Palaeoscinis Temporal range: Middle Miocene 13.5–7.5 Ma (Mohnian) PreꞒ Ꞓ O S D C P T J K Pg N

Scientific classification
- Kingdom: Animalia
- Phylum: Chordata
- Class: Aves
- Order: Passeriformes
- Suborder: Passeri
- Family: †Palaeoscinidae Howard, 1957
- Genus: †Palaeoscinis Howard, 1957
- Species: †P. turdirostris
- Binomial name: †Palaeoscinis turdirostris Howard, 1957

= Palaeoscinis =

- Genus: Palaeoscinis
- Species: turdirostris
- Authority: Howard, 1957
- Parent authority: Howard, 1957

Genus of fossil songbird

Palaeoscinis (meaning "ancient oscine") is an extinct genus of songbird described in 1957 from the middle Miocene of the Monterey Formation in Santa Barbara, California. It is assigned to the extinct monotypic family Palaeoscinidae, and contains the type and only species P. turdirostris.

The fossil was first discovered in 1955 on two slabs of limestone intended for use as flagstones before being recognised for their significance. It was preserved partly as an imprint of the skeleton with some of bones still intact and in articulation with only slight separation of individual bones, including scattered tracheal rings. The fossil was found in marine sediments, but the anatomy of Palaeoscinis indicates that it was a songbird rather than a seabird. The specific name was chosen for the thrush-like shape of its beak.
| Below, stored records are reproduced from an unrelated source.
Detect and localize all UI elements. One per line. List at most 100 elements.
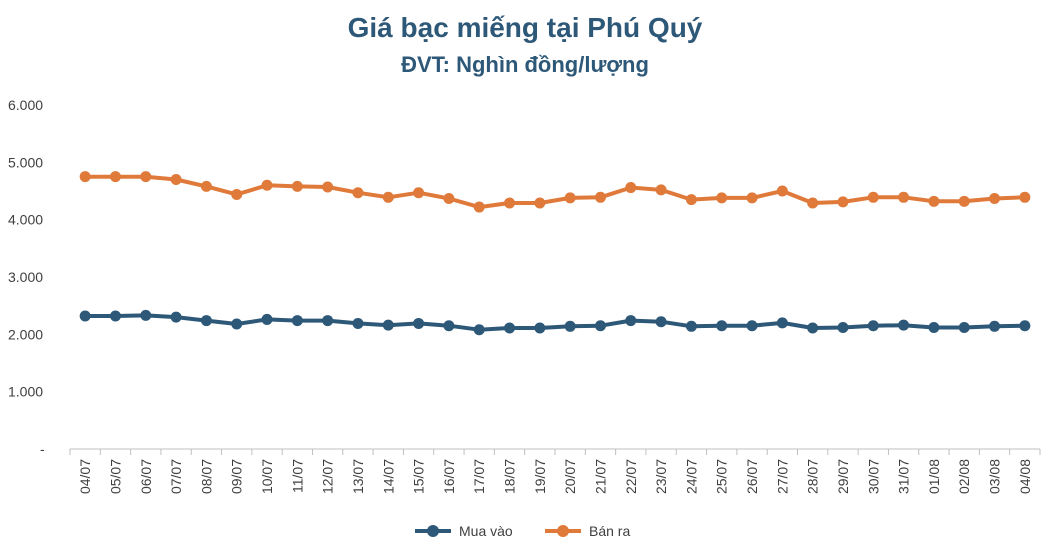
chart-title: Giá bạc miếng tại Phú Quý (347, 12, 703, 43)
data-point-series-2 (928, 195, 940, 207)
x-tick-label: 08/07 (198, 459, 214, 494)
data-point-series-2 (291, 180, 303, 192)
data-point-series-1 (867, 320, 879, 332)
x-tick-label: 23/07 (653, 459, 669, 494)
y-tick-label: - (40, 441, 45, 457)
data-point-series-2 (473, 201, 485, 213)
data-point-series-1 (746, 320, 758, 332)
data-point-series-1 (473, 324, 485, 336)
data-point-series-2 (109, 171, 121, 183)
x-tick-label: 16/07 (441, 459, 457, 494)
data-point-series-1 (989, 320, 1001, 332)
data-point-series-1 (109, 310, 121, 322)
data-point-series-1 (352, 317, 364, 329)
x-tick-label: 20/07 (562, 459, 578, 494)
x-tick-label: 14/07 (380, 459, 396, 494)
data-point-series-1 (564, 320, 576, 332)
x-tick-label: 22/07 (623, 459, 639, 494)
y-tick-label: 4.000 (8, 212, 43, 228)
data-point-series-2 (867, 191, 879, 203)
x-tick-label: 15/07 (411, 459, 427, 494)
x-tick-label: 12/07 (320, 459, 336, 494)
x-tick-label: 05/07 (107, 459, 123, 494)
data-point-series-1 (594, 320, 606, 332)
x-tick-label: 03/08 (987, 459, 1003, 494)
data-point-series-1 (534, 322, 546, 334)
chart-subtitle: ĐVT: Nghìn đồng/lượng (401, 52, 649, 77)
x-tick-label: 01/08 (926, 459, 942, 494)
data-point-series-2 (261, 179, 273, 191)
x-tick-label: 30/07 (865, 459, 881, 494)
data-point-series-2 (716, 192, 728, 204)
data-point-series-1 (655, 316, 667, 328)
data-point-series-1 (382, 319, 394, 331)
data-point-series-1 (716, 320, 728, 332)
x-tick-label: 27/07 (774, 459, 790, 494)
data-point-series-2 (504, 197, 516, 209)
x-tick-label: 26/07 (744, 459, 760, 494)
legend-marker-1 (427, 525, 439, 537)
x-tick-label: 29/07 (835, 459, 851, 494)
data-point-series-1 (1019, 320, 1031, 332)
x-tick-label: 25/07 (714, 459, 730, 494)
data-point-series-1 (776, 317, 788, 329)
data-point-series-1 (625, 315, 637, 327)
y-tick-label: 2.000 (8, 326, 43, 342)
data-point-series-1 (231, 318, 243, 330)
legend-label-2: Bán ra (589, 523, 630, 539)
x-tick-label: 21/07 (592, 459, 608, 494)
data-point-series-2 (79, 171, 91, 183)
data-point-series-2 (685, 194, 697, 206)
data-point-series-2 (625, 182, 637, 194)
x-tick-label: 02/08 (956, 459, 972, 494)
x-tick-label: 04/08 (1017, 459, 1033, 494)
data-point-series-2 (655, 184, 667, 196)
y-tick-label: 5.000 (8, 154, 43, 170)
data-point-series-2 (382, 191, 394, 203)
data-point-series-2 (746, 192, 758, 204)
data-point-series-1 (443, 320, 455, 332)
data-point-series-1 (807, 322, 819, 334)
x-tick-label: 18/07 (502, 459, 518, 494)
data-point-series-1 (837, 321, 849, 333)
legend-marker-2 (557, 525, 569, 537)
x-tick-label: 28/07 (805, 459, 821, 494)
x-tick-label: 31/07 (896, 459, 912, 494)
y-tick-label: 1.000 (8, 384, 43, 400)
x-tick-label: 07/07 (168, 459, 184, 494)
x-tick-label: 13/07 (350, 459, 366, 494)
x-tick-label: 10/07 (259, 459, 275, 494)
data-point-series-2 (594, 191, 606, 203)
data-point-series-2 (807, 197, 819, 209)
data-point-series-1 (291, 315, 303, 327)
y-tick-label: 3.000 (8, 269, 43, 285)
data-point-series-1 (898, 319, 910, 331)
x-tick-label: 19/07 (532, 459, 548, 494)
data-point-series-2 (1019, 191, 1031, 203)
data-point-series-2 (352, 187, 364, 199)
data-point-series-1 (413, 317, 425, 329)
data-point-series-2 (140, 171, 152, 183)
x-tick-label: 17/07 (471, 459, 487, 494)
y-tick-label: 6.000 (8, 97, 43, 113)
data-point-series-1 (261, 313, 273, 325)
data-point-series-2 (564, 192, 576, 204)
x-tick-label: 04/07 (77, 459, 93, 494)
series-line-2 (85, 174, 1025, 210)
x-tick-label: 24/07 (683, 459, 699, 494)
data-point-series-2 (534, 197, 546, 209)
data-point-series-1 (170, 311, 182, 323)
data-point-series-2 (898, 191, 910, 203)
data-point-series-1 (685, 320, 697, 332)
x-tick-label: 09/07 (229, 459, 245, 494)
data-point-series-2 (231, 188, 243, 200)
data-point-series-2 (958, 195, 970, 207)
data-point-series-1 (928, 321, 940, 333)
data-point-series-1 (958, 321, 970, 333)
data-point-series-1 (140, 309, 152, 321)
x-tick-label: 06/07 (138, 459, 154, 494)
data-point-series-1 (200, 315, 212, 327)
data-point-series-1 (504, 322, 516, 334)
legend-label-1: Mua vào (459, 523, 513, 539)
data-point-series-2 (170, 174, 182, 186)
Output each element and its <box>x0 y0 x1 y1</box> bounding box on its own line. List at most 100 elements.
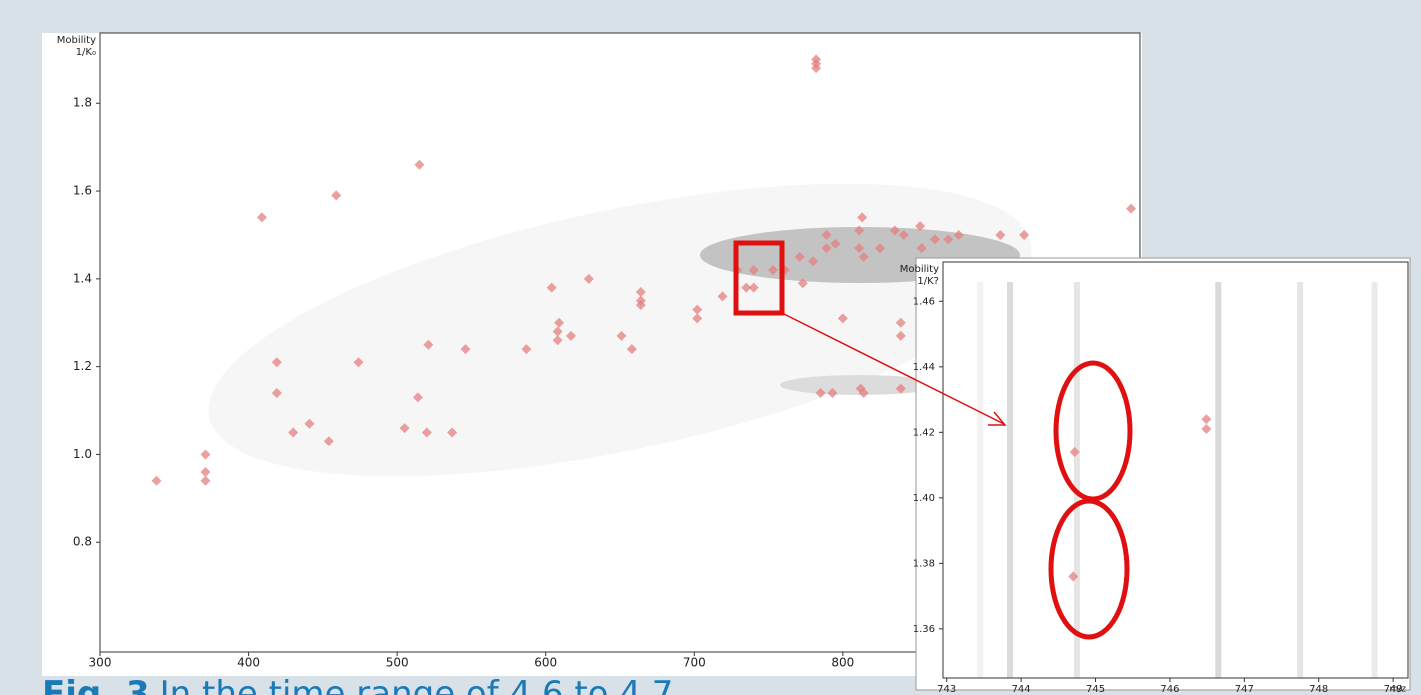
data-point <box>717 291 728 302</box>
x-tick-label: 600 <box>534 656 557 670</box>
data-point <box>821 243 832 254</box>
y-tick-label: 1.40 <box>913 493 935 504</box>
data-point <box>929 234 940 245</box>
y-tick-label: 1.36 <box>913 624 935 635</box>
data-point <box>412 392 423 403</box>
data-point <box>875 243 885 254</box>
data-point <box>421 427 432 438</box>
data-point <box>200 475 211 486</box>
x-tick-label: 746 <box>1160 684 1179 695</box>
data-point <box>552 335 563 346</box>
y-tick-label: 1.8 <box>73 96 92 110</box>
data-point <box>858 387 869 398</box>
data-point <box>898 229 909 240</box>
data-point <box>565 330 576 341</box>
data-point <box>423 339 434 350</box>
data-point <box>635 287 646 298</box>
highlight-ellipse <box>1048 498 1130 640</box>
signal-streak <box>1371 282 1378 678</box>
y-tick-label: 1.42 <box>913 427 935 438</box>
plot-frame <box>942 261 1409 679</box>
data-point <box>889 225 900 236</box>
data-point <box>895 383 906 394</box>
data-point <box>692 304 703 315</box>
data-point <box>815 387 826 398</box>
data-point <box>857 212 868 223</box>
data-point <box>414 159 425 170</box>
zoom-arrow <box>781 312 1005 425</box>
x-tick-label: 748 <box>1309 684 1328 695</box>
data-point <box>200 449 211 460</box>
zoom-arrowhead <box>988 411 1007 426</box>
data-point <box>331 190 342 201</box>
data-point <box>827 387 838 398</box>
data-point <box>460 344 471 355</box>
data-point <box>837 313 848 324</box>
data-point <box>447 427 458 438</box>
signal-streak <box>1073 282 1080 678</box>
x-tick-label: 400 <box>237 656 260 670</box>
data-point <box>323 436 334 447</box>
y-axis-unit: 1/K₀ <box>76 47 96 58</box>
y-axis-unit: 1/K? <box>917 276 939 287</box>
y-tick-label: 1.0 <box>73 447 92 461</box>
data-point <box>953 229 964 240</box>
y-tick-label: 1.2 <box>73 359 92 373</box>
data-point <box>915 221 926 232</box>
y-tick-label: 0.8 <box>73 535 92 549</box>
y-tick-label: 1.44 <box>913 362 935 373</box>
data-point <box>748 282 759 293</box>
y-tick-label: 1.6 <box>73 184 92 198</box>
data-point <box>1019 229 1030 240</box>
caption-label: Fig. 3 <box>42 674 150 695</box>
data-point <box>521 344 532 355</box>
caption: Fig. 3 In the time range of 4.6 to 4.7 <box>42 674 673 695</box>
data-point <box>830 238 841 249</box>
data-point <box>854 243 865 254</box>
x-axis-label: m/z <box>1389 685 1406 695</box>
inset-panel <box>915 257 1411 691</box>
data-point <box>626 344 637 355</box>
data-point <box>583 273 594 284</box>
x-tick-label: 745 <box>1086 684 1105 695</box>
signal-streak <box>1297 282 1304 678</box>
data-point <box>854 225 865 236</box>
data-point <box>271 387 282 398</box>
signal-streak <box>1215 282 1222 678</box>
x-tick-label: 743 <box>937 684 956 695</box>
data-point <box>554 317 565 328</box>
x-tick-label: 800 <box>831 656 854 670</box>
data-point <box>1201 424 1212 435</box>
data-point <box>1069 446 1080 457</box>
data-point <box>1126 203 1137 214</box>
data-point <box>797 278 808 289</box>
data-point <box>635 300 646 311</box>
data-point <box>399 423 410 434</box>
data-point <box>741 282 752 293</box>
chart: 743 744 745 746 747 748 749 1.36 1.38 1.40 1.42 1.4… <box>900 257 1411 695</box>
data-point <box>288 427 299 438</box>
data-point <box>552 326 563 337</box>
data-point <box>151 475 162 486</box>
caption-text: In the time range of 4.6 to 4.7 <box>160 674 674 695</box>
data-point <box>858 251 869 262</box>
x-tick-label: 744 <box>1012 684 1031 695</box>
data-point <box>811 63 822 74</box>
data-point <box>916 243 927 254</box>
data-point <box>895 317 906 328</box>
signal-streak <box>977 282 984 678</box>
y-axis-label: Mobility <box>900 264 939 275</box>
x-tick-label: 500 <box>386 656 409 670</box>
data-point <box>271 357 282 368</box>
y-axis-label: Mobility <box>57 35 96 46</box>
x-tick-label: 747 <box>1235 684 1254 695</box>
data-point <box>943 234 954 245</box>
y-tick-label: 1.38 <box>913 558 935 569</box>
data-point <box>256 212 267 223</box>
y-tick-label: 1.4 <box>73 271 92 285</box>
data-point <box>304 418 315 429</box>
data-point <box>768 265 779 276</box>
zoom-box <box>733 240 785 316</box>
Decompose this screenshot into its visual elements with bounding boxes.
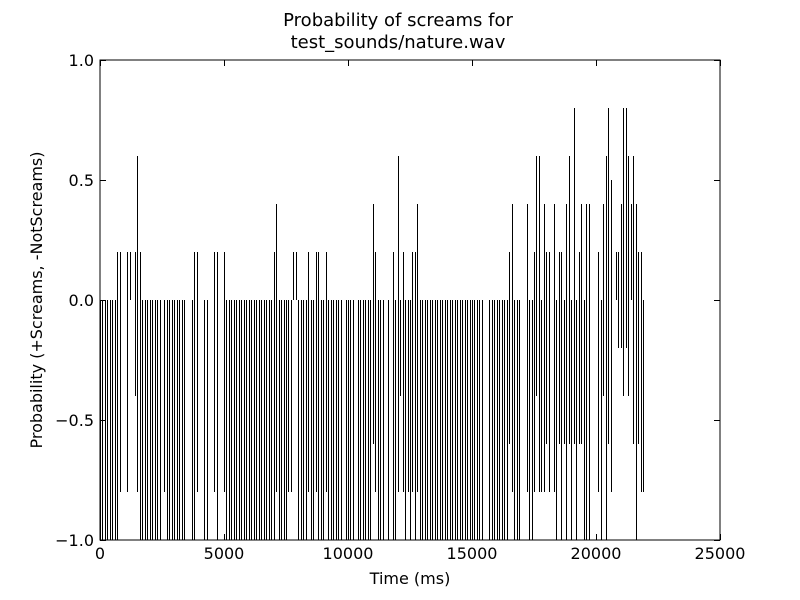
ticks-group bbox=[100, 60, 721, 541]
y-tick-label: 0.5 bbox=[69, 171, 94, 190]
chart-title-line-2: test_sounds/nature.wav bbox=[291, 32, 506, 53]
x-tick-label: 20000 bbox=[571, 544, 622, 563]
bars-group bbox=[100, 108, 644, 540]
y-tick-label: −1.0 bbox=[55, 531, 94, 550]
y-tick-label: 0.0 bbox=[69, 291, 94, 310]
x-tick-label: 15000 bbox=[447, 544, 498, 563]
y-axis-label: Probability (+Screams, -NotScreams) bbox=[27, 151, 46, 448]
chart-title-line-1: Probability of screams for bbox=[283, 10, 513, 31]
tick-labels-group: 0 5000 10000 15000 20000 25000 1.0 0.5 0.0 −0.5 −1… bbox=[55, 51, 745, 563]
x-tick-label: 25000 bbox=[695, 544, 746, 563]
y-tick-label: −0.5 bbox=[55, 411, 94, 430]
x-axis-label: Time (ms) bbox=[369, 569, 451, 588]
x-tick-label: 5000 bbox=[204, 544, 245, 563]
y-tick-label: 1.0 bbox=[69, 51, 94, 70]
x-tick-label: 0 bbox=[95, 544, 105, 563]
x-tick-label: 10000 bbox=[323, 544, 374, 563]
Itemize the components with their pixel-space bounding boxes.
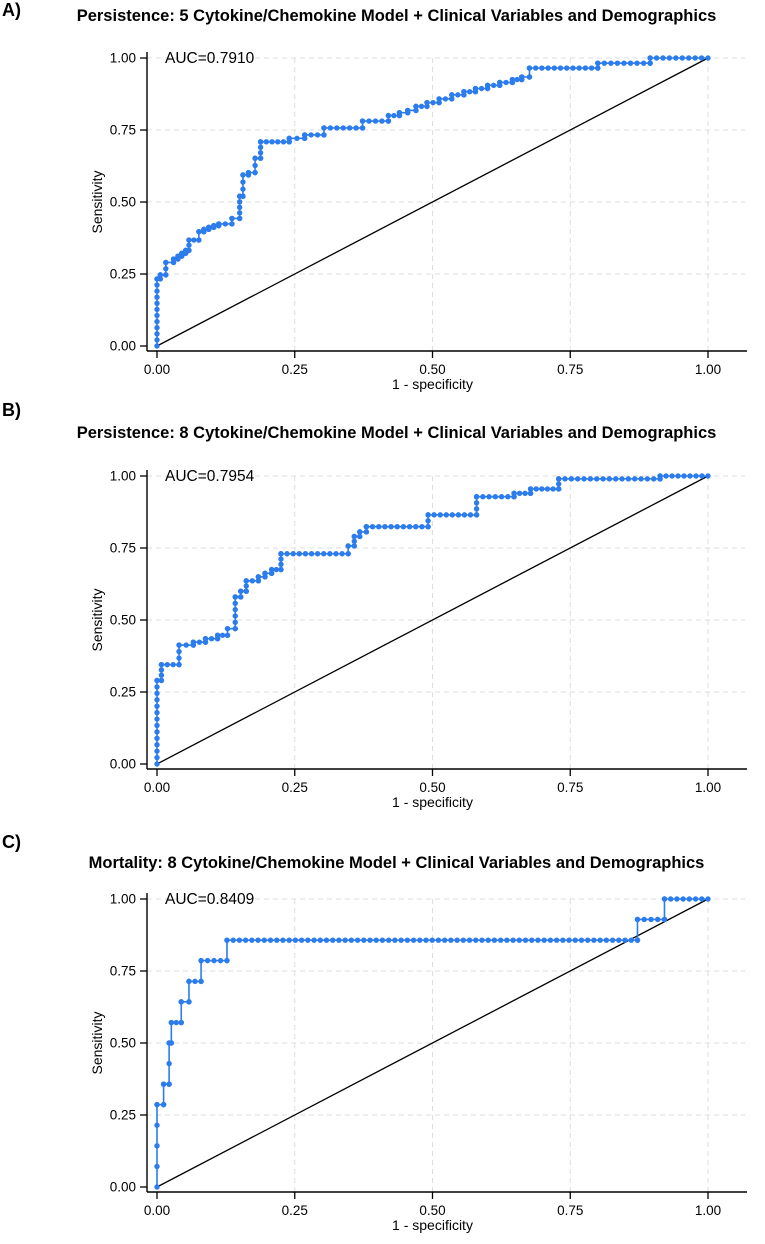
panel-a-title: Persistence: 5 Cytokine/Chemokine Model … (76, 7, 717, 25)
svg-text:1.00: 1.00 (110, 51, 136, 66)
svg-text:0.75: 0.75 (110, 964, 136, 979)
svg-text:1.00: 1.00 (110, 892, 136, 907)
svg-text:1.00: 1.00 (110, 469, 136, 484)
svg-text:0.75: 0.75 (557, 1203, 583, 1218)
panel-b-roc-chart: 0.00 0.25 0.50 0.75 1.00 0.00 0.25 0.50 0.75 1.00… (110, 468, 747, 795)
svg-text:1.00: 1.00 (695, 362, 721, 377)
svg-text:0.50: 0.50 (419, 1203, 445, 1218)
svg-text:0.00: 0.00 (110, 339, 136, 354)
svg-text:0.00: 0.00 (110, 757, 136, 772)
svg-text:0.00: 0.00 (144, 362, 170, 377)
auc-annotation: AUC=0.8409 (165, 891, 254, 908)
svg-text:0.50: 0.50 (110, 613, 136, 628)
svg-text:0.50: 0.50 (419, 362, 445, 377)
svg-text:0.50: 0.50 (110, 195, 136, 210)
svg-text:0.75: 0.75 (557, 362, 583, 377)
svg-text:0.25: 0.25 (110, 267, 136, 282)
panel-c-title: Mortality: 8 Cytokine/Chemokine Model + … (88, 854, 705, 872)
svg-text:0.25: 0.25 (282, 362, 308, 377)
auc-annotation: AUC=0.7954 (165, 468, 255, 485)
svg-text:0.50: 0.50 (110, 1036, 136, 1051)
svg-text:0.00: 0.00 (144, 780, 170, 795)
auc-annotation: AUC=0.7910 (165, 50, 255, 67)
panel-a-label: A) (2, 0, 21, 20)
panel-b-x-axis-label: 1 - specificity (392, 794, 473, 810)
svg-text:0.25: 0.25 (110, 1108, 136, 1123)
svg-text:0.00: 0.00 (144, 1203, 170, 1218)
panel-a-roc-chart: 0.00 0.25 0.50 0.75 1.00 0.00 0.25 0.50 0.75 1.00… (110, 50, 747, 377)
panel-a-x-axis-label: 1 - specificity (392, 376, 473, 392)
svg-text:0.50: 0.50 (419, 780, 445, 795)
panel-c-roc-chart: 0.00 0.25 0.50 0.75 1.00 0.00 0.25 0.50 0.75 1.00… (110, 891, 747, 1218)
svg-text:0.75: 0.75 (557, 780, 583, 795)
svg-text:0.25: 0.25 (282, 780, 308, 795)
panel-b-title: Persistence: 8 Cytokine/Chemokine Model … (76, 424, 717, 442)
panel-c-x-axis-label: 1 - specificity (392, 1217, 473, 1233)
svg-text:0.75: 0.75 (110, 541, 136, 556)
svg-text:0.00: 0.00 (110, 1180, 136, 1195)
svg-text:1.00: 1.00 (695, 780, 721, 795)
svg-text:0.25: 0.25 (282, 1203, 308, 1218)
svg-text:0.75: 0.75 (110, 123, 136, 138)
svg-text:1.00: 1.00 (695, 1203, 721, 1218)
panel-c-label: C) (2, 832, 21, 852)
panel-b-label: B) (2, 400, 21, 420)
svg-text:0.25: 0.25 (110, 685, 136, 700)
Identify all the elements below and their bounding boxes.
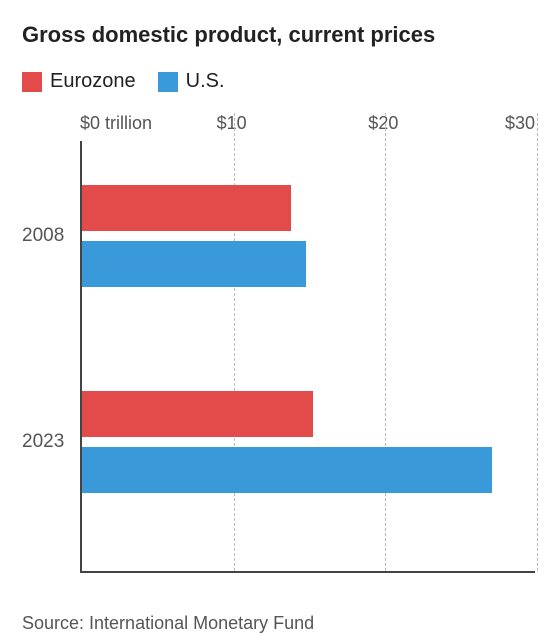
gridline-10 — [234, 113, 235, 571]
legend-item-eurozone: Eurozone — [22, 70, 136, 93]
x-tick-30: $30 — [505, 113, 535, 134]
x-tick-10: $10 — [217, 113, 247, 134]
source-attribution: Source: International Monetary Fund — [22, 613, 535, 634]
x-tick-20: $20 — [368, 113, 398, 134]
legend-item-us: U.S. — [158, 70, 225, 93]
legend-swatch-eurozone — [22, 72, 42, 92]
legend: Eurozone U.S. — [22, 70, 535, 93]
y-label-2023: 2023 — [22, 431, 64, 453]
chart-frame: $0 trillion $10 $20 $30 2008 2023 — [22, 113, 535, 603]
chart-container: Gross domestic product, current prices E… — [0, 0, 557, 634]
legend-label-eurozone: Eurozone — [50, 70, 136, 93]
bar-2023-eurozone — [82, 391, 313, 437]
bar-2008-eurozone — [82, 185, 291, 231]
legend-swatch-us — [158, 72, 178, 92]
gridline-20 — [385, 113, 386, 571]
bar-2023-us — [82, 447, 492, 493]
y-label-2008: 2008 — [22, 225, 64, 247]
gridline-30 — [537, 113, 538, 571]
plot-area — [80, 141, 535, 573]
chart-title: Gross domestic product, current prices — [22, 22, 535, 48]
legend-label-us: U.S. — [186, 70, 225, 93]
x-tick-0: $0 trillion — [80, 113, 152, 134]
bar-2008-us — [82, 241, 306, 287]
The beak is long and slender, similar to that of the modern varied thrush, and its body proportions are also generally similar to thrushes. The legs are relatively short, though, unlike thrushes, and are shorter than the bones of the wing. Feather imprints on the slab suggest the wings may have been relatively short, although it is possible that they were not fully preserved. The foot is typical of songbirds, with a reversed 1st toe and three forward facing ones, of which the middle is the longest and the 2nd is the shortest, with the 1st and 4th toes roughly equal in length. The three forward facing claws are short, but the claw of the reversed 1st toe is long, approximately 70% the length of the preceding toe bone.

Palaeoscinus was assigned to its own family due to the combination of skeletal characteristics (mostly of the sternum, shoulder, and humerus) and its proportions being unlike any modern or fossil family of songbirds. However, it was regarded as similar and possibly related to the Pycnonotidae (bulbuls), Bombycillidae (waxwings), Corvidae, or Cinclidae (dippers) by Howard (1957). It was provisionally allocated as closest to the Pycnonotidae over the other families by Wetmore (1960) based on its proportions, although this relationship is not certain.

The area has produced fossils of other marine animals, including fossils of a shearwater and the "pseudo-toothed" pelagornithid Osteodontornis, as well as a porpoise and fish, alongside fossils of palms.